There are certain movies I could watch again, and again, and again. One of those movies is the 1967 classic “Guess Who’s Coming to Dinner” starring Spencer Tracy, Katherine Hepburn (who won the Best Actress Oscar that year), and Sidney Poitier. I watched it again last week, and while it’s a movie that’s definitely a 1967 movie, it continues to resonate in an honest way about how we struggle with race in America (you can watch it on Amazon Prime).
The story centers around a couple, one young white lady and one slightly older black man, who meet unexpectedly, and fall in love. They’re so eager and excited to get married that, in one evening, the girls’ parents (Tracy and Hepburn) are asked to give their approval. The real drama is what will Tracy and Hepburn say, and as the drama unfolds, more and more people show up for dinner, their struggle becomes harder to hide.
There’s a poignancy to the movie, partly because Spencer Tracy (one of my favorite actors, btw) would die before the movie was released, and in his great speech at the end Katherine Hepburn’s tears are the real tears of love of someone who knows this would likely be their last movie together. And that’s important to remember, love brings us real tears as we struggle with the challenges and joys of life. But the real poignancy happens because Tracy and Hepburn’s characters have to acknowledge they’ve raised their daughter to always believe racism is wrong, but now what they believe is something they must live.

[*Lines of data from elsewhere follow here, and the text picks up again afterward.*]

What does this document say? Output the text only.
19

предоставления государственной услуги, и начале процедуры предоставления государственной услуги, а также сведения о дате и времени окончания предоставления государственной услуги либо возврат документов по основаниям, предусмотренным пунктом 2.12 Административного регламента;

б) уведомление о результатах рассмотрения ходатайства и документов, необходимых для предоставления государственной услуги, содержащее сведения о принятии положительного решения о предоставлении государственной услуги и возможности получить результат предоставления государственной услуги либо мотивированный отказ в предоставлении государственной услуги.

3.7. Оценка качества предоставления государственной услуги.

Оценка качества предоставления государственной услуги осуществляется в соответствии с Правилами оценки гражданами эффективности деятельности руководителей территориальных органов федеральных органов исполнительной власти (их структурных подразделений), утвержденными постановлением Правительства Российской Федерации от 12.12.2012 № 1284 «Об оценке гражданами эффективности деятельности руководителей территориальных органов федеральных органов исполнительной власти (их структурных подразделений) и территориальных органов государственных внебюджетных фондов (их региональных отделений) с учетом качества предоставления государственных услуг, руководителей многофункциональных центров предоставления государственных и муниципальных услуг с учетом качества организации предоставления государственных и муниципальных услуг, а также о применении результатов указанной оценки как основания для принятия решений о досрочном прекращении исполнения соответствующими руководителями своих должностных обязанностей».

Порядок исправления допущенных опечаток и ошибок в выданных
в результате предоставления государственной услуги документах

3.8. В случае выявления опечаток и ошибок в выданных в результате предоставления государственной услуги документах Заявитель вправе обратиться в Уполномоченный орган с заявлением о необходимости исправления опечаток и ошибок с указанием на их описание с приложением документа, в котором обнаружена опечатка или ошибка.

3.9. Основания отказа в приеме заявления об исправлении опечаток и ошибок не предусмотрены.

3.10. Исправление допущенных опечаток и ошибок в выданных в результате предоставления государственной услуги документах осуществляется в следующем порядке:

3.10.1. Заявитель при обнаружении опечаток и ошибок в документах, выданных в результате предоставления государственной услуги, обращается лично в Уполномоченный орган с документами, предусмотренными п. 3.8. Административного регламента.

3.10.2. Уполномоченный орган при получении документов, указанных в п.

The climax of the film comes on the patio before dinner when Tracy is having a conversation with Beah Richards (who plays Poitier’s mom). The transforming moment is when she tells Tracy that the whole problem is that he’s forgotten what it’s like to love someone, and if he remembered then he’d know that what her son feels for his daughter is the same. Love is transformational, love changes us, love gives us life and hope. As we enter the long season after Pentecost (a season that looks to feel longer than it normally does) if we’re going to get anywhere as a community then we have to remember what it means to love, and allow that love to reshape how we see and live with one another, allowing others to live too.